Some restaurants and residential buildings in the capital were evacuated as a precautionary measure, they said. Buildings shuddered in the city, a Reuters witness said.

The US Geological Survey (USGS) downgraded its initial measurement of the quake to magnitude 5.8 from 6.0. No one at state oil company Pemex was immediately available to comment but the group has no major installations near the epicentre of the quake, 14 miles (22 km) west of Jolalpan in southwest Mexico, 76 miles (122 km) south of Mexico City.

Meanwhile, a 6.5-magnitude earthquake jolted several towns along Nicaragua's Pacific coast Saturday, rattling buildings but causing only minor damage.

The earthquake struck at 11:34 am (1734 GMT), 90 kilometers (56 miles) west of the capital Managua in the Pacific at a depth of 36 kilometers, the US Geological Survey said.

Nicaragua said it was followed by about 10 aftershocks measuring between 3.6 and 5.3 in magnitude.

An 81-year-old man was the only reported casualty. He died of cardiac arrest, apparently succumbing to the temblor that lasted several seconds, according to the president of the national disaster response agency, SINAPRED, Guillermo Gonzalez.
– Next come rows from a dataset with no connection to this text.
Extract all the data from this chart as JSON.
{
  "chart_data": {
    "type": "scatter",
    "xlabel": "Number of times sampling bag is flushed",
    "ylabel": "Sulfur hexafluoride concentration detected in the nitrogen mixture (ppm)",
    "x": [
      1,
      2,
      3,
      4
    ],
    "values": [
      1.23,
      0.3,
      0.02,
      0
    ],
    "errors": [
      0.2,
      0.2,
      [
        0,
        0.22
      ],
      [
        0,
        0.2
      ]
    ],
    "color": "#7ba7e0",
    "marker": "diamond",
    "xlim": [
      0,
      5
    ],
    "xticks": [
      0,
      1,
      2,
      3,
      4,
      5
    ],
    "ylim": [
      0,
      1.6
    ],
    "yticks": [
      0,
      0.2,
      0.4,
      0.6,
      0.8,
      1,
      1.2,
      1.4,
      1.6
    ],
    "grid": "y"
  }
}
He said some buildings suffered cracks, including the offices of the Ministry of Development, Industry and Trade.

Seismologist Angelica Munoz said the quake was powerful and felt almost throughout the country, and there could be more aftershocks.

In the city of Leon, 90 kilometers northwest of Managua, the dome of a church was damaged. People said objects fell to the ground in the capital. Cell phone service and Internet access were knocked out for a few minutes.

At least six houses suffered cracks on their walls after the first tremor, according to the authorities.

The US Pacific Tsunami Warning Center said there was no threat of a destructive widespread tsunami, but there could be smaller localized ones.

A 6.2-magnitude earthquake in Managua in December 1972 killed 5,000 people and left more than a quarter million homeless.